Files land in S3, trigger an event, Lambda transforms and loads data. No servers running while no files arrive.

Lambda Extensions

Extensions run in the same execution environment as your function but as a separate process. They are used for:

Sending telemetry to monitoring tools (Datadog, New Relic Lambda Extension)
Retrieving secrets before the function handler runs
Flushing metrics after the handler completes

Lambda environment with extension:
  ┌────────────────────────────────────────┐
  │  Function process (your code)          │
  │  Extension process (monitoring agent)  │
  └────────────────────────────────────────┘

Extensions can add to cold start time because they initialise during the INIT phase.

Lambda@Edge and CloudFront Functions

Lambda@Edge runs Lambda functions at CloudFront edge locations, closest to the user. Supported triggers:

Viewer Request (when CloudFront receives a request)
Origin Request (when CloudFront forwards to origin)
Origin Response (when origin returns a response)
Viewer Response (before CloudFront returns to viewer)
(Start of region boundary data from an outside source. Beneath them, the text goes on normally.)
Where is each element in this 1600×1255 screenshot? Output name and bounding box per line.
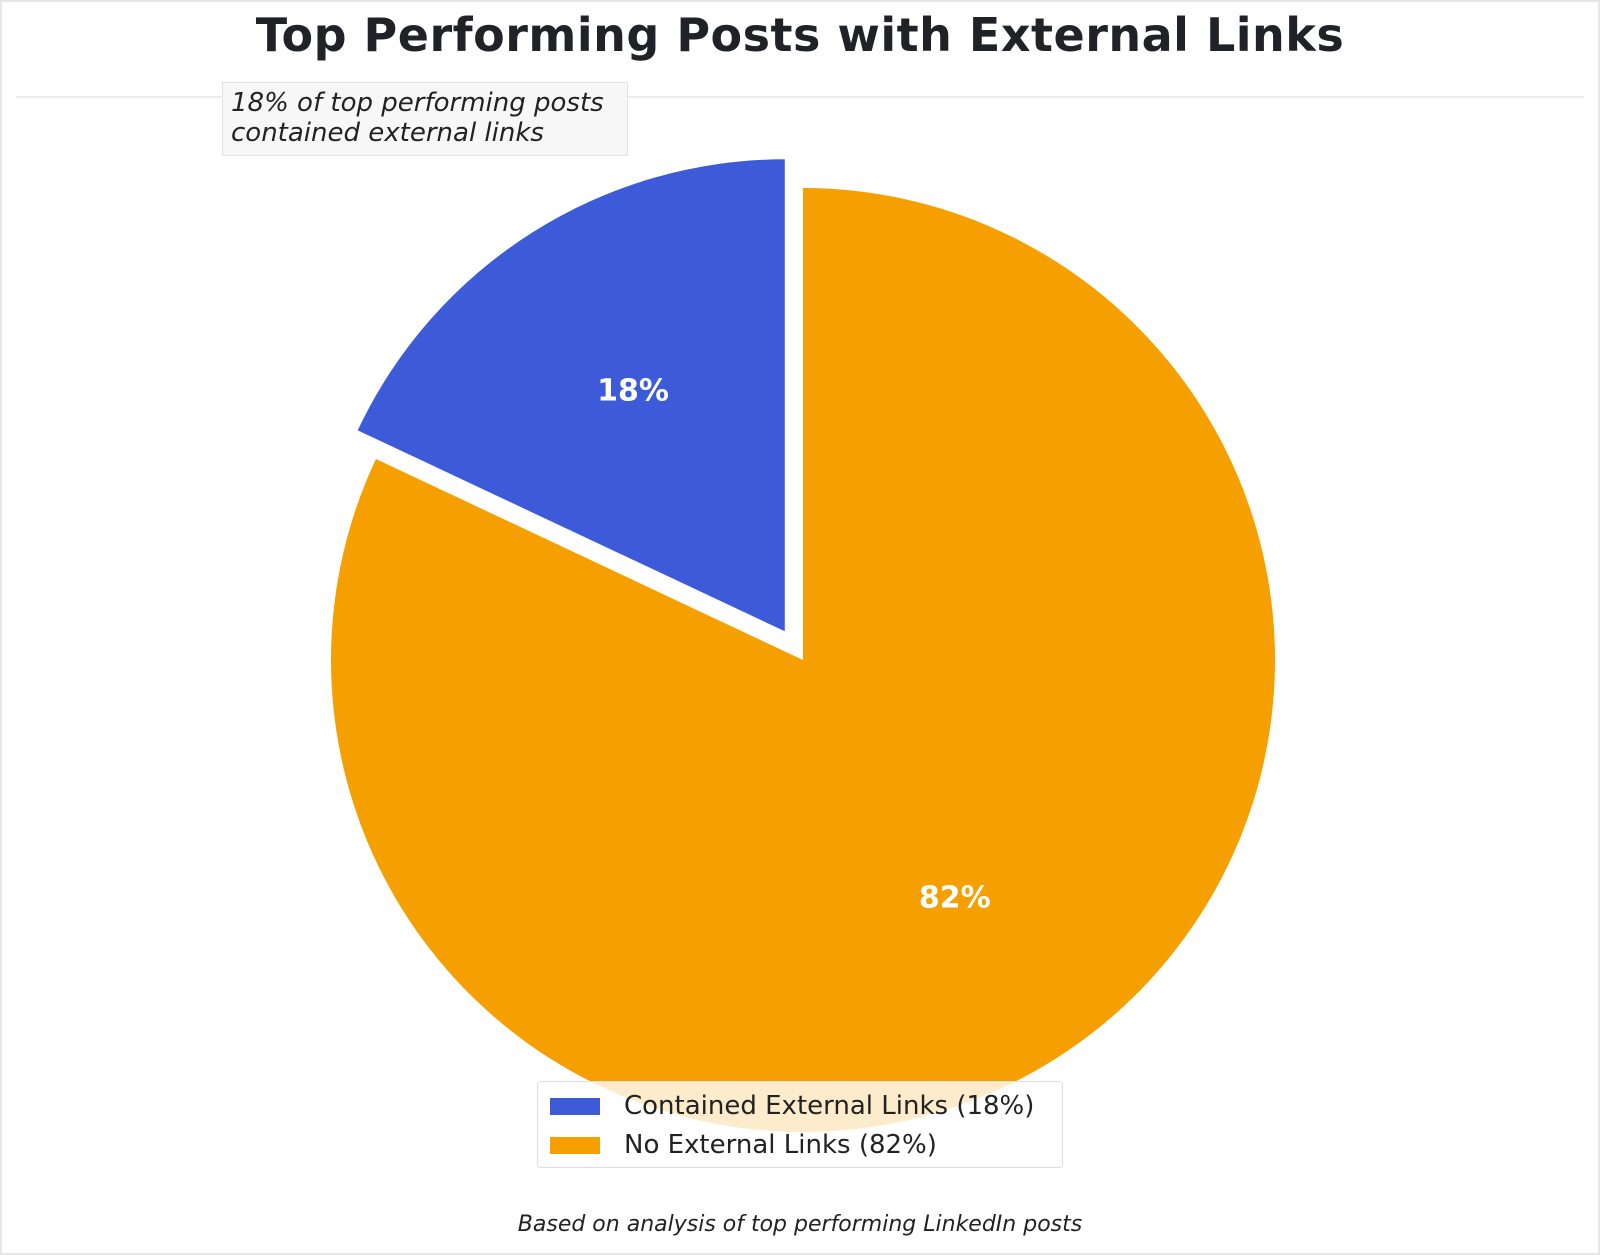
legend-item-no-external-links: No External Links (82%) <box>550 1128 937 1162</box>
annotation-line-2: contained external links <box>231 118 544 148</box>
slice-no-external-links <box>331 188 1276 1133</box>
slice-contained-external-links <box>357 159 785 632</box>
legend-label-no-external-links: No External Links (82%) <box>624 1130 937 1160</box>
slice-label-no-external-links: 82% <box>919 881 991 916</box>
footnote: Based on analysis of top performing Link… <box>517 1212 1083 1237</box>
legend-label-contained-external-links: Contained External Links (18%) <box>624 1091 1035 1121</box>
chart-title: Top Performing Posts with External Links <box>255 8 1345 62</box>
slice-label-contained-external-links: 18% <box>597 374 669 409</box>
annotation-line-1: 18% of top performing posts <box>231 88 604 118</box>
legend-swatch-contained-external-links <box>550 1097 600 1115</box>
annotation-box: 18% of top performing posts contained ex… <box>222 82 628 156</box>
legend-swatch-no-external-links <box>550 1136 600 1154</box>
legend-item-contained-external-links: Contained External Links (18%) <box>550 1089 1034 1123</box>
title-divider <box>16 96 1584 98</box>
legend: Contained External Links (18%) No Extern… <box>537 1081 1063 1168</box>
Use cases: A/B testing with cookie manipulation at the edge, custom authentication headers, image transformation at the CDN level.
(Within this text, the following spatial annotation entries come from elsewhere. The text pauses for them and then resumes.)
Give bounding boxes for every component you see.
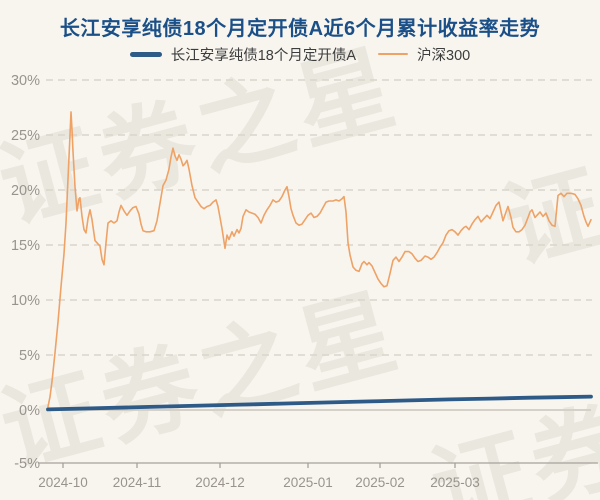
chart-legend: 长江安享纯债18个月定开债A 沪深300 [0,44,600,64]
x-axis-tick-label: 2024-12 [195,475,245,490]
legend-label-csi300: 沪深300 [417,47,471,64]
fund-line [46,394,593,412]
fund-line-swatch-icon [129,51,162,57]
legend-item-fund[interactable]: 长江安享纯债18个月定开债A [129,44,357,65]
y-axis-tick-label: 10% [11,293,40,309]
y-axis-tick-label: 30% [11,73,40,89]
legend-label-fund: 长江安享纯债18个月定开债A [170,47,357,64]
legend-item-csi300[interactable]: 沪深300 [378,44,470,65]
y-axis-tick-label: -5% [14,456,40,472]
y-axis-tick-label: 25% [11,128,40,144]
y-axis-tick-label: 0% [19,403,40,419]
chart-title: 长江安享纯债18个月定开债A近6个月累计收益率走势 [59,18,541,40]
x-axis-tick-label: 2025-02 [355,475,405,490]
x-axis-tick-label: 2025-03 [430,475,480,490]
y-axis-tick-label: 20% [11,183,40,199]
x-axis-tick-label: 2024-10 [38,475,88,490]
y-axis-tick-label: 5% [19,348,40,364]
csi300-line-swatch-icon [378,53,409,55]
x-axis-tick-label: 2025-01 [283,475,333,490]
y-axis-tick-label: 15% [11,238,40,254]
csi300-line [47,111,592,408]
x-axis-tick-label: 2024-11 [113,475,162,490]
CloudFront Functions are a lighter, faster alternative for simple header manipulation and URL rewrites — sub-millisecond latency, cheaper, but limited capabilities.

Common Interview Questions

Q: What is a cold start and how does it affect performance? A cold start is the initialisation of a new execution environment — downloading the package, starting the runtime, running init code. This adds latency to the first invocation on a new environment. Warm invocations reuse the environment and skip this phase. Provisioned Concurrency eliminates cold starts by keeping environments initialised.

Q: Can Lambda access resources in a private VPC? Yes, by configuring VPC settings (subnet IDs and security groups). The function gets a network interface in your VPC and can reach private resources. For public internet access from a VPC-attached Lambda, you need a NAT Gateway in a public subnet.

Q: What is the difference between Lambda Layers and container images? Layers are zip archives mounted into the execution environment, allowing shared dependencies. Container images package everything (runtime, dependencies, code) into a Docker image. Container images support up to 10 GB, much larger than the 250 MB layer limit. Container images are better for ML workloads with large model files.

Q: How does Lambda handle errors differently for synchronous vs asynchronous invocations? Synchronous: errors are returned directly to the caller, no automatic retries. The caller decides whether to retry. Asynchronous: Lambda retries up to 2 times with backoff. After all retries fail, you can send the event to a dead-letter queue (SQS or SNS) for later inspection.